Paleolithic Art, pt. 1

December 8, 2006

Teaching religion ultimately means a commitment to thinking about how human beings create meaning in this world. Ideally, it should also involve a certain level of fascination with that process. One perk in studying religion is in the possibility of a wide-angle view of human beings and their interaction with the world. That is to say, I can read a book like The Nature of Paleolithic Art and feel like I am still reasonably within my academic discipline.

The subject for the book is the sizeable number of prehistoric drawings and carvings that have come down to us.. such as the paintings in the cave of Lascaux in France. Here is an image of what I am talking about:

How do we relate to such images? My first response is to throw up my hands.. these people are so far removed from my world and experience that the images, though striking, are impenetrable. Reading through Guthrie's book, I see that several generations of interpreters have more or less encouraged that view.

Essential to Guthrie's argument is the unity of human experience:

There is a human nature, and the main contours of that nature emerged in the Pleistocene. I'll make the case that this nature, which we still exhibit, formed as a result of adaptations to a fundamental human ecological niche, that Paleolithic people experienced their lives and earth similarly enough to the way you and I do that we can make numerous assumptions about their behavior based on cross-cultural studies of modern peoples and careful consideration if the evolutionary themes of our behavior as a human animal. [12]
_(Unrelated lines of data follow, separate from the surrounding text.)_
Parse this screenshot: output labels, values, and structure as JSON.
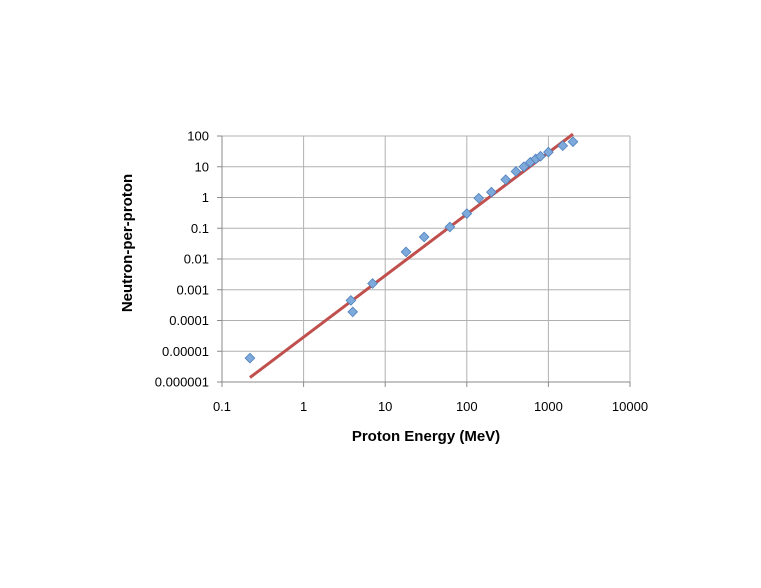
{
  "chart_data": {
    "type": "scatter",
    "xlabel": "Proton Energy (MeV)",
    "ylabel": "Neutron-per-proton",
    "x_scale": "log",
    "y_scale": "log",
    "xlim": [
      0.1,
      10000
    ],
    "ylim": [
      1e-06,
      100
    ],
    "x_ticks": [
      "0.1",
      "1",
      "10",
      "100",
      "1000",
      "10000"
    ],
    "y_ticks": [
      "0.000001",
      "0.00001",
      "0.0001",
      "0.001",
      "0.01",
      "0.1",
      "1",
      "10",
      "100"
    ],
    "grid": true,
    "legend": "none",
    "series": [
      {
        "marker": "diamond",
        "color": "#7eaadb",
        "points": [
          {
            "x": 0.22,
            "y": 6e-06
          },
          {
            "x": 3.8,
            "y": 0.00045
          },
          {
            "x": 4.0,
            "y": 0.00019
          },
          {
            "x": 7.0,
            "y": 0.0016
          },
          {
            "x": 18,
            "y": 0.017
          },
          {
            "x": 30,
            "y": 0.052
          },
          {
            "x": 62,
            "y": 0.11
          },
          {
            "x": 100,
            "y": 0.3
          },
          {
            "x": 140,
            "y": 0.95
          },
          {
            "x": 200,
            "y": 1.5
          },
          {
            "x": 300,
            "y": 3.8
          },
          {
            "x": 400,
            "y": 7
          },
          {
            "x": 500,
            "y": 10
          },
          {
            "x": 600,
            "y": 14
          },
          {
            "x": 700,
            "y": 18
          },
          {
            "x": 800,
            "y": 22
          },
          {
            "x": 1000,
            "y": 30
          },
          {
            "x": 1500,
            "y": 48
          },
          {
            "x": 2000,
            "y": 65
          }
        ]
      }
    ],
    "fit_line": {
      "type": "line",
      "color": "#c0504d",
      "points": [
        {
          "x": 0.22,
          "y": 1.4e-06
        },
        {
          "x": 2000,
          "y": 115
        }
      ]
    }
  }
}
He then goes on to note that it is difficult to imagine existence as a warrior ant or brooding raven, "but sit at any human's campfire and you are with your own" (12). That fundamental faith that human beings share important traits and needs underlies many of the conclusions in this work. It also happens to be inspiring to come across the traces of art made 10,000 to 40,000 years ago.. and then to see that this could be me! This is similar to how I might have responded.
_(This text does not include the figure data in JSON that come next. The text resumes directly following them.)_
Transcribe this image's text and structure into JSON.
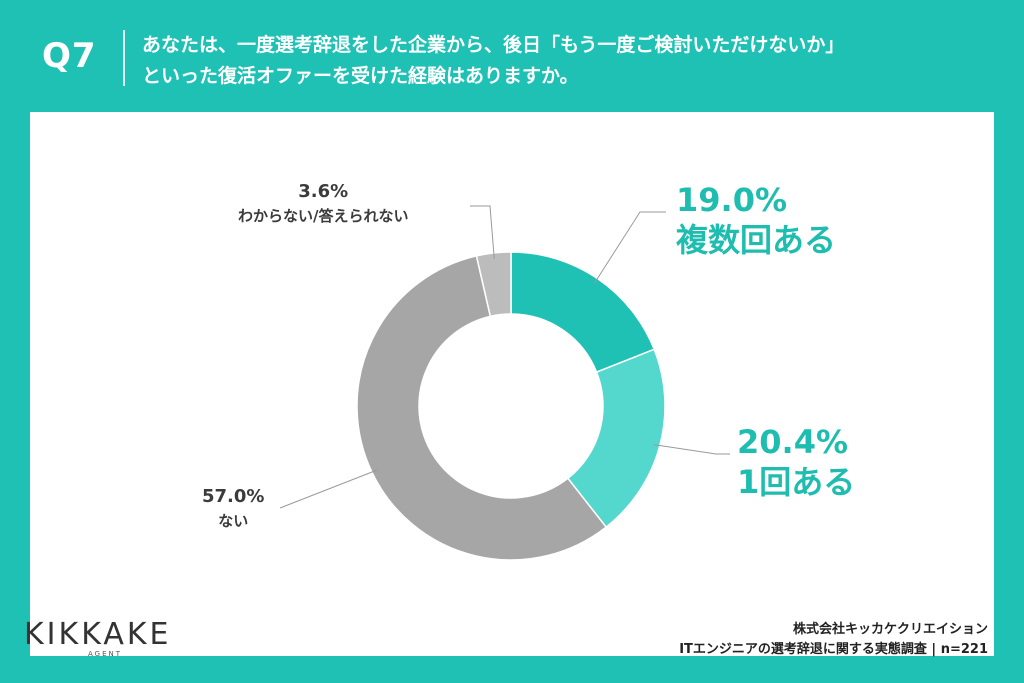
{
  "header": {
    "qnum": "Q7",
    "question_line1": "あなたは、一度選考辞退をした企業から、後日「もう一度ご検討いただけないか」",
    "question_line2": "といった復活オファーを受けた経験はありますか。"
  },
  "chart_data": {
    "type": "pie",
    "style": "donut",
    "slices": [
      {
        "label": "複数回ある",
        "value": 19.0,
        "display": "19.0%",
        "color": "#1ec1b4"
      },
      {
        "label": "1回ある",
        "value": 20.4,
        "display": "20.4%",
        "color": "#54d8ce"
      },
      {
        "label": "ない",
        "value": 57.0,
        "display": "57.0%",
        "color": "#a6a6a6"
      },
      {
        "label": "わからない/答えられない",
        "value": 3.6,
        "display": "3.6%",
        "color": "#bcbcbc"
      }
    ]
  },
  "footer": {
    "logo_text": "KIKKAKE",
    "logo_sub": "AGENT",
    "company": "株式会社キッカケクリエイション",
    "survey": "ITエンジニアの選考辞退に関する実態調査 | n=221"
  }
}
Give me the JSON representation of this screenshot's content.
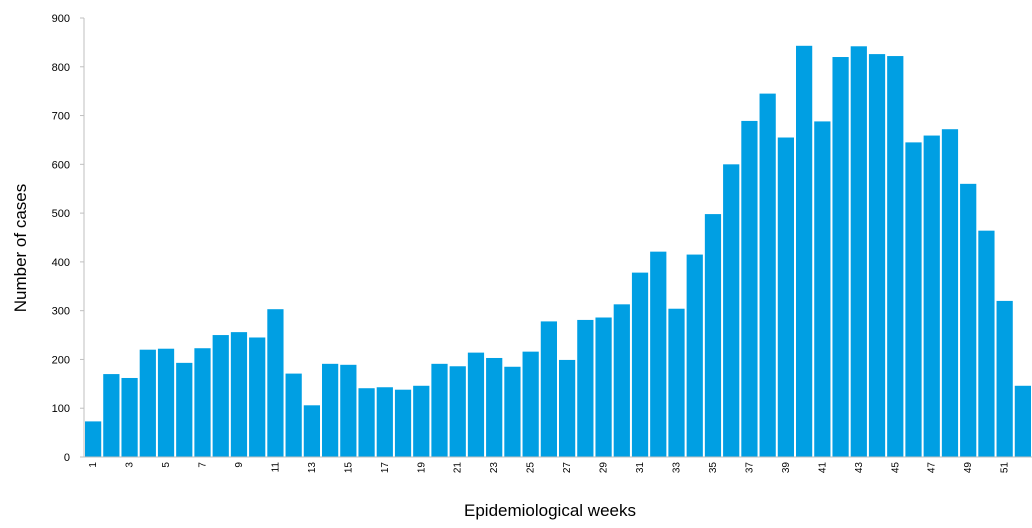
{
  "chart_data": {
    "type": "bar",
    "title": "",
    "xlabel": "Epidemiological weeks",
    "ylabel": "Number of cases",
    "ylim": [
      0,
      900
    ],
    "yticks": [
      0,
      100,
      200,
      300,
      400,
      500,
      600,
      700,
      800,
      900
    ],
    "grid": false,
    "bar_color": "#009fe3",
    "categories": [
      "1",
      "2",
      "3",
      "4",
      "5",
      "6",
      "7",
      "8",
      "9",
      "10",
      "11",
      "12",
      "13",
      "14",
      "15",
      "16",
      "17",
      "18",
      "19",
      "20",
      "21",
      "22",
      "23",
      "24",
      "25",
      "26",
      "27",
      "28",
      "29",
      "30",
      "31",
      "32",
      "33",
      "34",
      "35",
      "36",
      "37",
      "38",
      "39",
      "40",
      "41",
      "42",
      "43",
      "44",
      "45",
      "46",
      "47",
      "48",
      "49",
      "50",
      "51",
      "52"
    ],
    "tick_labels": [
      "1",
      "3",
      "5",
      "7",
      "9",
      "11",
      "13",
      "15",
      "17",
      "19",
      "21",
      "23",
      "25",
      "27",
      "29",
      "31",
      "33",
      "35",
      "37",
      "39",
      "41",
      "43",
      "45",
      "47",
      "49",
      "51"
    ],
    "values": [
      73,
      170,
      162,
      220,
      222,
      193,
      223,
      250,
      256,
      245,
      303,
      171,
      106,
      191,
      189,
      141,
      143,
      138,
      146,
      191,
      186,
      214,
      203,
      185,
      216,
      278,
      199,
      281,
      286,
      313,
      378,
      421,
      304,
      415,
      498,
      600,
      689,
      745,
      655,
      843,
      688,
      820,
      842,
      826,
      822,
      645,
      659,
      672,
      560,
      464,
      320,
      146
    ]
  }
}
Guthrie proposes what at first seems a rather stripped down and de-mystified view of these images. They emphatically do not carry ritualistic or shamanistic meanings. These beautiful images are not keyed to some lost otherworldly viewpoint, but generated by the landscape and ecological demands of these early human beings. Instead of seeing the images from the viewpoint of art history or religion, he interprets them as virtual fossils.. evidence of a past way of life and evidence for the a natural landscape—the "Mammoth Steppe"—that is now largely gone.

I am going to blog about this book some more, but let me end by noting that this book is a model for the kind of life-work scholarship I most admire. There is an obvious intersection between Guthrie the human and Guthrie the scholar.. his commentary on these images stemming from deep knowledge of animals and ecologies. Then there are the hundreds and hundreds of his own drawings throughout the work, which testify to his skill as an artist as well as a writer. This multi-dimensionality is sadly rare. Then there is the distinct sense that this is a book that came from scholarly obsession, and not something cooked up to get a publication out there. This book gets toward the zone in which scholarship becomes something that will not be lapped by the next generation, but will become a lasting testimony to a life spent in pursuit of knowing what it means to be human.. a work of literature.